RIN: Textured Human Model Recovery and Imitation with a Single Image

Human imitation has become topical recently, driven by GAN's ability to disentangle human pose and body content. However, the latest methods hardly focus on 3D information, and to avoid self-occlusion, a massive amount of input images are needed. In this paper, we propose RIN, a novel volume-based framework for reconstructing a textured 3D model from a single picture and imitating a subject with the generated model. Specifically, to estimate most of the human texture, we propose a U-Net-like front-to-back translation network. With both front and back images input, the textured volume recovery module allows us to color a volumetric human. A sequence of 3D poses then guides the colored volume via Flowable Disentangle Networks as a volume-to-volume translation task. To project volumes to a 2D plane during training, we design a differentiable depth-aware renderer. Our experiments demonstrate that our volume-based model is adequate for human imitation, and the back view can be estimated reliably using our network. While prior works based on either 2D pose or semantic map often fail for the unstable appearance of a human, our framework can still produce concrete results, which are competitive to those imagined from multi-view input.

Deeper or Wider Networks of Point Clouds with Self-attention?
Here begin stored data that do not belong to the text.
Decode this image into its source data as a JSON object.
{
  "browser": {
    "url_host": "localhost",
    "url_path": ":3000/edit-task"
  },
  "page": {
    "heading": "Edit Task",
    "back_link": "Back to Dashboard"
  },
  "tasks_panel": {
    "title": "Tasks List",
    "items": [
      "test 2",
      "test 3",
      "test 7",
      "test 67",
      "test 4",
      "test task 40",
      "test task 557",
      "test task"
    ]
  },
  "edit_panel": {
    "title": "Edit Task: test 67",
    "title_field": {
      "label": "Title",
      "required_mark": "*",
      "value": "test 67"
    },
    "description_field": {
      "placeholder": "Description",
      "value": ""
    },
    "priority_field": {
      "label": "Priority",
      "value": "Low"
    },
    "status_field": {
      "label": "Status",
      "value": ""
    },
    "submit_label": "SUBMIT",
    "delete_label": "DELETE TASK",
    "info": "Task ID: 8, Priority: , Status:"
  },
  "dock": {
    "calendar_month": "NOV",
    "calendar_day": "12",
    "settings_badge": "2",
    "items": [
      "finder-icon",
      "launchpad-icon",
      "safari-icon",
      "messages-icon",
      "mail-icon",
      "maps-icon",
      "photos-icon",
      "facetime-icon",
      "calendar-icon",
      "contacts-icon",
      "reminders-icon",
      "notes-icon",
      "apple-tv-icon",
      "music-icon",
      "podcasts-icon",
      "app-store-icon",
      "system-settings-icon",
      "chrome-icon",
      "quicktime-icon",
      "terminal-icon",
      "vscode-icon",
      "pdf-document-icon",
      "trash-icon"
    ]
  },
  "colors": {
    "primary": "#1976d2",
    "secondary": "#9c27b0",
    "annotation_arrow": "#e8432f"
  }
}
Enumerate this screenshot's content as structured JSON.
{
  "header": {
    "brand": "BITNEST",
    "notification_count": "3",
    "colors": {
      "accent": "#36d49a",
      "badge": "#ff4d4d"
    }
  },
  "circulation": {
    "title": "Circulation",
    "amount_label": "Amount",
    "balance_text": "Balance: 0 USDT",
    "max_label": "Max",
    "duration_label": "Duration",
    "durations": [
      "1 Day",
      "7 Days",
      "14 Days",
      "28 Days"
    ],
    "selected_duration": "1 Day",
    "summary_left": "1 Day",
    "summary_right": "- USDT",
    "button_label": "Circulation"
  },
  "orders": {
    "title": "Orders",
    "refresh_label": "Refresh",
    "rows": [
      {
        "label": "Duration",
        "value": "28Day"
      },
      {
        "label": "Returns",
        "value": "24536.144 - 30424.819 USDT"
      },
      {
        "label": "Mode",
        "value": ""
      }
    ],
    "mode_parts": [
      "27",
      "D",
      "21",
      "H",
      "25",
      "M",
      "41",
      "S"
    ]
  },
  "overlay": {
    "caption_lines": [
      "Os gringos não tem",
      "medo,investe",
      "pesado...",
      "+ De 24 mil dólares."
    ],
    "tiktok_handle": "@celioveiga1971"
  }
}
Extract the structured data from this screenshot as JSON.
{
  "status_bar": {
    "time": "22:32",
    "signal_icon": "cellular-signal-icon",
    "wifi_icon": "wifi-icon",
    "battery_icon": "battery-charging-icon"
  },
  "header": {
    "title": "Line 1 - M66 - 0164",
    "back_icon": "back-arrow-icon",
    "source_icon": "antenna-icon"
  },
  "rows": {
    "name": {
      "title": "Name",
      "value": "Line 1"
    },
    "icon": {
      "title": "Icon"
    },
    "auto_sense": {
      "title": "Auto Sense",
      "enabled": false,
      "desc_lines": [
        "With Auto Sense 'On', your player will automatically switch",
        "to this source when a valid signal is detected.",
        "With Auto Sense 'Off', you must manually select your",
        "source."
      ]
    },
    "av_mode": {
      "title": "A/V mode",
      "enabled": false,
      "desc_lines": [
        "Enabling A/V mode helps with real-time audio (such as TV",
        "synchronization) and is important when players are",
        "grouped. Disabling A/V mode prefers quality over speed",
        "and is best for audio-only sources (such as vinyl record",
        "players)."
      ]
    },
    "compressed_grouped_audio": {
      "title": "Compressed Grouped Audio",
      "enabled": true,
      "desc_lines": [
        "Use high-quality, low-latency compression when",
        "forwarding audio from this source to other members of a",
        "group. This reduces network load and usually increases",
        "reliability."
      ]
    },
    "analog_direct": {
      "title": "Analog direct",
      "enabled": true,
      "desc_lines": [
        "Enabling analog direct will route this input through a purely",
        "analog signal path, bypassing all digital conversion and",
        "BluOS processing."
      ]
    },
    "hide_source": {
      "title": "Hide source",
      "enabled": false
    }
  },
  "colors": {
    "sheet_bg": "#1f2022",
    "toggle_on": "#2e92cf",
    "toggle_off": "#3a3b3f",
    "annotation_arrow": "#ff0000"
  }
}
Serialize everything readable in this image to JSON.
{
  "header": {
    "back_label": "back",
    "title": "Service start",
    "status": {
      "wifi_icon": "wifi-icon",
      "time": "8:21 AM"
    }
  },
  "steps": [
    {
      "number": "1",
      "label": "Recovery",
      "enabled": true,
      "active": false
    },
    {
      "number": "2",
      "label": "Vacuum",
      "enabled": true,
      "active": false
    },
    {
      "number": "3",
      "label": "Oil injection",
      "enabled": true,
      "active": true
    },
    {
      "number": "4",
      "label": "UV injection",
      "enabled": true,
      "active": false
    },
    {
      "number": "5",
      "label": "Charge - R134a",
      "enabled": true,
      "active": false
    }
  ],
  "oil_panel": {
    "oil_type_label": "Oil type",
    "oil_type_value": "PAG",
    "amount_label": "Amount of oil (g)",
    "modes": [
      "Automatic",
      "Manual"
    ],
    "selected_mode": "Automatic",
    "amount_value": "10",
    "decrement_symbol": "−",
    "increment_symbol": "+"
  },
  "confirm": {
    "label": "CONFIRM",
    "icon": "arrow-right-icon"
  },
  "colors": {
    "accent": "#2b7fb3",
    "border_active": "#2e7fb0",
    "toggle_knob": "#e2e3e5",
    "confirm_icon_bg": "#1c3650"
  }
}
Prevalence of deeper networks driven by self-attention is in stark contrast to underexplored point-based methods. In this paper, we propose groupwise self-attention as the basic block to construct our network: SepNet. Our proposed module can effectively capture both local and global dependencies. This module computes the features of a group based on the summation of the weighted features of any point within the group. For convenience, we generalize groupwise operations to assemble this module. To further facilitate our networks, we deepen and widen SepNet on the tasks of segmentation and classification respectively, and verify its practicality. Specifically, SepNet achieves state-of-the-art for the tasks of classification and segmentation on most of the datasets. We show empirical evidence that SepNet can obtain extra accuracy in classification or segmentation from increased width or depth, respectively.